If we are not sending our best abroad, we are doing a disservice to the American people and our allies.
Third, democracies around the world need to do a better job of banding together. We need to create and strengthen forums where democracies can address big problems, together.
And this can’t just be about Europe, though that’s where our natural and most long standing allies are.
No, I think we have to do a better job of extending this conversation those democratic countries across Africa, Latin America, and Asia, countries that for whatever reason may not have played an elevated role in world affairs before.
Standing up to those opponents of democracy should require all hands on deck and we need them.
The Community of Democracies, a forum set up towards the end of Clinton Administration by Madeleine Albright is an interesting model – and we must be open to other ideas as well.
We need engagement not just between heads of state, but also from legislature to legislature, political party to political party, civil society to civil society, business to business, and citizen to citizen.
Beyond our constitutional duties to appropriate funds, ratify treaties, and confirm nominees, Congress has a role to play as the voice of the American people.
We must continue to invite world leaders and activists to our end of Pennsylvania Avenue, a world away from the chaos of this White House.
And when Democrats and Republicans together engage in dialogue with our foreign friends, we not only widen our worldview but we remember that we are all on the same American team.
Finally, I want to underscore that America’s power of example is only as strong as the vibrancy and durability of our own democratic system.
I was saddened to see Freedom House recently downgrade the United States in its global survey on political rights and civil liberties.
We’ve seen ‘white power’ movements on the rise, metastasizing on social media, and fomenting death and mayhem from Charlottesville to Pittsburgh to Christchurch.

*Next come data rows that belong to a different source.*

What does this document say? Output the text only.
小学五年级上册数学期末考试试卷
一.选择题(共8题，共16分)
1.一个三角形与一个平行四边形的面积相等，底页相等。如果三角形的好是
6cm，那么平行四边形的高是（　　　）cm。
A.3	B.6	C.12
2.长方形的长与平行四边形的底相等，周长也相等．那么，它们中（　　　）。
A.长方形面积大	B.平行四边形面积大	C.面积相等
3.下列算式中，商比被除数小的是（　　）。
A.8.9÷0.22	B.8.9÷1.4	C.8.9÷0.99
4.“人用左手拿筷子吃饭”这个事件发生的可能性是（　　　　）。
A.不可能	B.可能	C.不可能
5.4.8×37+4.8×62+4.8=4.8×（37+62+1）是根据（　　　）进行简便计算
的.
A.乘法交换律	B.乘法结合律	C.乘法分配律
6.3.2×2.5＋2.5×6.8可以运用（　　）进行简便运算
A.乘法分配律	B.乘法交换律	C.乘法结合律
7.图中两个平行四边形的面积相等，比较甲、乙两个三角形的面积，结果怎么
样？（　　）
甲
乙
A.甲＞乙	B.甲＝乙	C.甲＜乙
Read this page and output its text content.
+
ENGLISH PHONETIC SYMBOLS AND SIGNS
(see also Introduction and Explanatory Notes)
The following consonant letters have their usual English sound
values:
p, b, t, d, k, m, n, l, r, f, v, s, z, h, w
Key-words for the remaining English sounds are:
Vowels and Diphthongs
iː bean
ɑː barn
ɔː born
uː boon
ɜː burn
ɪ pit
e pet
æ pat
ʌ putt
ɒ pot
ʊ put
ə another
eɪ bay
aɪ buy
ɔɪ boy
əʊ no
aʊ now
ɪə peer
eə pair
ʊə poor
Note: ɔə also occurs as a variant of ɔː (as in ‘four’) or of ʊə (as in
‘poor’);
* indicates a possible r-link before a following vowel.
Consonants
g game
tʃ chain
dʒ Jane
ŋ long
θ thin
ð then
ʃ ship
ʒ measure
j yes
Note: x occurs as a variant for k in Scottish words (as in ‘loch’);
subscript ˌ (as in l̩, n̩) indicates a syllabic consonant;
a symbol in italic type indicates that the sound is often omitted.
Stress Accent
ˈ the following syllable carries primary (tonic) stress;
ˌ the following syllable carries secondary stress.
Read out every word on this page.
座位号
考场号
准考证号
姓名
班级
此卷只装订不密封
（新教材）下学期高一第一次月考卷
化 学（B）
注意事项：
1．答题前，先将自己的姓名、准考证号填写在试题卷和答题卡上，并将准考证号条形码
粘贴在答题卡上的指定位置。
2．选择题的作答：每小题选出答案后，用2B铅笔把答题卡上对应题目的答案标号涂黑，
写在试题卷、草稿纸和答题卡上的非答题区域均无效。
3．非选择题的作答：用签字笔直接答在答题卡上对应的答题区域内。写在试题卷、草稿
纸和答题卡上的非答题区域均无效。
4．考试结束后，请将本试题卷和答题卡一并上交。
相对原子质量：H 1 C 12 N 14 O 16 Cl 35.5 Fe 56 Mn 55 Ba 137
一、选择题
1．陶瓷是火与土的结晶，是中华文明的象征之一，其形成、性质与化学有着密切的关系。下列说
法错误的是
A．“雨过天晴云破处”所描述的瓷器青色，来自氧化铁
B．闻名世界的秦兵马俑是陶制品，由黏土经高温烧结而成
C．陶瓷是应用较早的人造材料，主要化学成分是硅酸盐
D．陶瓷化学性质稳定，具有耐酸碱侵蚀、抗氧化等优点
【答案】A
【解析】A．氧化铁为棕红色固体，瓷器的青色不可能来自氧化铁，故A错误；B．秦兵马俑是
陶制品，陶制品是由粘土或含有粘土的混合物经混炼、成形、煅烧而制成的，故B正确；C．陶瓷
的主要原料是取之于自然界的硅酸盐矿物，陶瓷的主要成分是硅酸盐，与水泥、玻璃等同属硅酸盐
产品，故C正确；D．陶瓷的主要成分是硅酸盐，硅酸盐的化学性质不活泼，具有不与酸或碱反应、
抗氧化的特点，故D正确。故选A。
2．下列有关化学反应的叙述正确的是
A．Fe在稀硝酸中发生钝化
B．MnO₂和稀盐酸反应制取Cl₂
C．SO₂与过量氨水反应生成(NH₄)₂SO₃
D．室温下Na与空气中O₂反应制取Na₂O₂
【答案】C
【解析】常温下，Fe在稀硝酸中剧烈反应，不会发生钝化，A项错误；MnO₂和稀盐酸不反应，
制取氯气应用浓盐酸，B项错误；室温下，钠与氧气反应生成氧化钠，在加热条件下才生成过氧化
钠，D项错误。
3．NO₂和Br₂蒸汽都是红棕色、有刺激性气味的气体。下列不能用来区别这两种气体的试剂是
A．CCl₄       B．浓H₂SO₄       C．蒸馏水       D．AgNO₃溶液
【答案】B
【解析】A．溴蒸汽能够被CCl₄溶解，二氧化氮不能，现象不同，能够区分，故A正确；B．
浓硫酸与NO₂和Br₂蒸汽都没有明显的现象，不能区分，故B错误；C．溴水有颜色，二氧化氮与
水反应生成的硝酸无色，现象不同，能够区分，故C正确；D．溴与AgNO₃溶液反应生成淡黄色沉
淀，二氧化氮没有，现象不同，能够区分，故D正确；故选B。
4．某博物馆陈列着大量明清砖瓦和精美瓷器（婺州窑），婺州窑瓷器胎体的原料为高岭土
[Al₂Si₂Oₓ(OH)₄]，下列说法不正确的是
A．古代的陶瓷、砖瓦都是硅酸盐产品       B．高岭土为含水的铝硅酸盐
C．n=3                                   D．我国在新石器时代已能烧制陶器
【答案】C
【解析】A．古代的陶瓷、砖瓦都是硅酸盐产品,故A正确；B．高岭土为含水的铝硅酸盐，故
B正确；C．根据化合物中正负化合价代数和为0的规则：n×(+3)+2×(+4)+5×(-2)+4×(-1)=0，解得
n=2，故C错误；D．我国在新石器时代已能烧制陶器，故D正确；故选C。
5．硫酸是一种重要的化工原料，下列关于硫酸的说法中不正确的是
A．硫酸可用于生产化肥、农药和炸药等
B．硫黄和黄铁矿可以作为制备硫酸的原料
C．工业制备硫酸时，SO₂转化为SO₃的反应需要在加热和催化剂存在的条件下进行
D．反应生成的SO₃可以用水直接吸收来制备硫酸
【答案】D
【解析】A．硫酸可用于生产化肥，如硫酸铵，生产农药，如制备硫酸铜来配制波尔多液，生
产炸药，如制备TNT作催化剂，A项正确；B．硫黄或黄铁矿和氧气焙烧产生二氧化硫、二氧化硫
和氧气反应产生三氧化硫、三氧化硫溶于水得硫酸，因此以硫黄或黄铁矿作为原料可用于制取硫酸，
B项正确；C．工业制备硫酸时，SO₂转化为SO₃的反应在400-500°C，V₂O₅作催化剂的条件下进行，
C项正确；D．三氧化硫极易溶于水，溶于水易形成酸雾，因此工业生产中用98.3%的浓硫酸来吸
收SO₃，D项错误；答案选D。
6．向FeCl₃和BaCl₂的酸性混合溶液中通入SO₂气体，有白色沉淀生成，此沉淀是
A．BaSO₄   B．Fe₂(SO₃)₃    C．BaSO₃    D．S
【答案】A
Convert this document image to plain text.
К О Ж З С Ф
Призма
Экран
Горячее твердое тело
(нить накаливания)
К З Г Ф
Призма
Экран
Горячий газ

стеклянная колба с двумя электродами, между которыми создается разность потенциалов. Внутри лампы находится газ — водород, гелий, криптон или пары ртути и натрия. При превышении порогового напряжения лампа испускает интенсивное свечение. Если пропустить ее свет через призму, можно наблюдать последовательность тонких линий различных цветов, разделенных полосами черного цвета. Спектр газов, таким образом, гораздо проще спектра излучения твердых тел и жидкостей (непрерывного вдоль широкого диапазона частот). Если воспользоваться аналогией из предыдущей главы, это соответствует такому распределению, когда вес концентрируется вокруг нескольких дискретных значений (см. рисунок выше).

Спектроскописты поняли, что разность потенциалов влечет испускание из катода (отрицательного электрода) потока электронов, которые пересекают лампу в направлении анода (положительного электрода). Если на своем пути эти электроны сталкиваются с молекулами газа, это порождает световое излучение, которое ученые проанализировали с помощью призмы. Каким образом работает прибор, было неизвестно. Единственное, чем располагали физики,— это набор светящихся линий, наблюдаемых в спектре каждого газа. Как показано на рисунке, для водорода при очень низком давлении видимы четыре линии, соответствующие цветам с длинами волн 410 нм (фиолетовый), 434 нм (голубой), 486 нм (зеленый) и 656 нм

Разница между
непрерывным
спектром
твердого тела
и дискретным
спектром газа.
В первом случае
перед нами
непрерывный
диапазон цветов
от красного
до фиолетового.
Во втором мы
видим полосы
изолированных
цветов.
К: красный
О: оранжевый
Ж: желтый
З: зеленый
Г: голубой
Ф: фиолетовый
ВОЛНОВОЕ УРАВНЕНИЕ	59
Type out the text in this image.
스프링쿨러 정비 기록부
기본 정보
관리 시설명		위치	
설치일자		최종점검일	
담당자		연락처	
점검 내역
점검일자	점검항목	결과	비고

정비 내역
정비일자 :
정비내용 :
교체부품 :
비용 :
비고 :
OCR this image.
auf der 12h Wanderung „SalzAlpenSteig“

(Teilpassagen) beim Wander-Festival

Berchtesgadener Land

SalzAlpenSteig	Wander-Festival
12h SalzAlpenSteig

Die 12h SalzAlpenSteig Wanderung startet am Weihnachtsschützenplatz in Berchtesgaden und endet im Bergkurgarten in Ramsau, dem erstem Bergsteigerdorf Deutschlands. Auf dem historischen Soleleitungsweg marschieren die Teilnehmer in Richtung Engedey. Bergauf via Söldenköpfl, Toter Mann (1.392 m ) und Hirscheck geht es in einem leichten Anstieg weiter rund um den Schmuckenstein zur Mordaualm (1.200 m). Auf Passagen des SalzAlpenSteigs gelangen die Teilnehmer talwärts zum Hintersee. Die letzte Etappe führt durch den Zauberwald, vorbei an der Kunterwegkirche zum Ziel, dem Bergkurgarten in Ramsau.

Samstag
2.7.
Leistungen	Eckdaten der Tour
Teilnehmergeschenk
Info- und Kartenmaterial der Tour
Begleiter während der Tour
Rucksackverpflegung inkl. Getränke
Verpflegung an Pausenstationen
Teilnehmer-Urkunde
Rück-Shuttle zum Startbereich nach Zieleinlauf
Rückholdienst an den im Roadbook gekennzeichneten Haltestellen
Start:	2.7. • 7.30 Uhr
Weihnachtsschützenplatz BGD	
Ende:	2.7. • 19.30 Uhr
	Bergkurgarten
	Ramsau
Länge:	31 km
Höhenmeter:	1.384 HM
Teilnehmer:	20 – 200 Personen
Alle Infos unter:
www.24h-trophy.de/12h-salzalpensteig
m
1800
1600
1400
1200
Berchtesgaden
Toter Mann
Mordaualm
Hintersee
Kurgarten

These malign movements are very real, very dangerous, and easily exploited by foreign actors.
Part of the answer lies in addressing some of the fundamental economic inequalities that have gone ignored.
Part lies in our leaders rising above the politics of division and speaking out forcefully for our values.
And part relies on implementing reforms to restore faith in our democracy.
As I said before, we must make democracy deliver again. There are worthy reforms being proposed in Congress and by leading contenders for the White House.
I for one am a cosponsor of the For the People Act, which would dramatically reduce influence of special interests in our politics.
We must rebuild democracy’s brand. We must create a government that’s more responsive to the needs of our people.
We must be bold in our actions, whether it’s defeating the opioid epidemic or combating climate change.
To end on an optimistic note, I am encouraged that in the absence of a President willing to champion our greatest democratic values, we see democratic institutions and everyday citizens stepping up to fill the void.
We see our courts reigning in executive overreach.
We see civil society groups playing the critical role of watchdog.
We see a free press taking investigative journalism to a new level.
And if our democracy is in the midst of a great test, the American people are refusing to fail.
They are standing up for our values like never before, from the renewed activism of our citizens, to the record number of American women just elected to Congress, to the teenagers uniting in common cause to demand gun safety reforms.
The American people continue to be the greatest ambassadors of our nation’s character, reminding us of the sheer power of an informed democratic society living in freedom and without fear.
We must vigorously champion our values and defend the democratic norms that have empowered the American people to bend the arc of history towards progress for the past two hundred years.
When we champion these values, they echo far beyond our borders.
That is the story of our democracy. That is the power of our example.
And in the absence of a President willing to champion our democratic values, that is why we ‘small-d’ democrats still have a fighting chance.
Thank you very much for joining us and for listening.”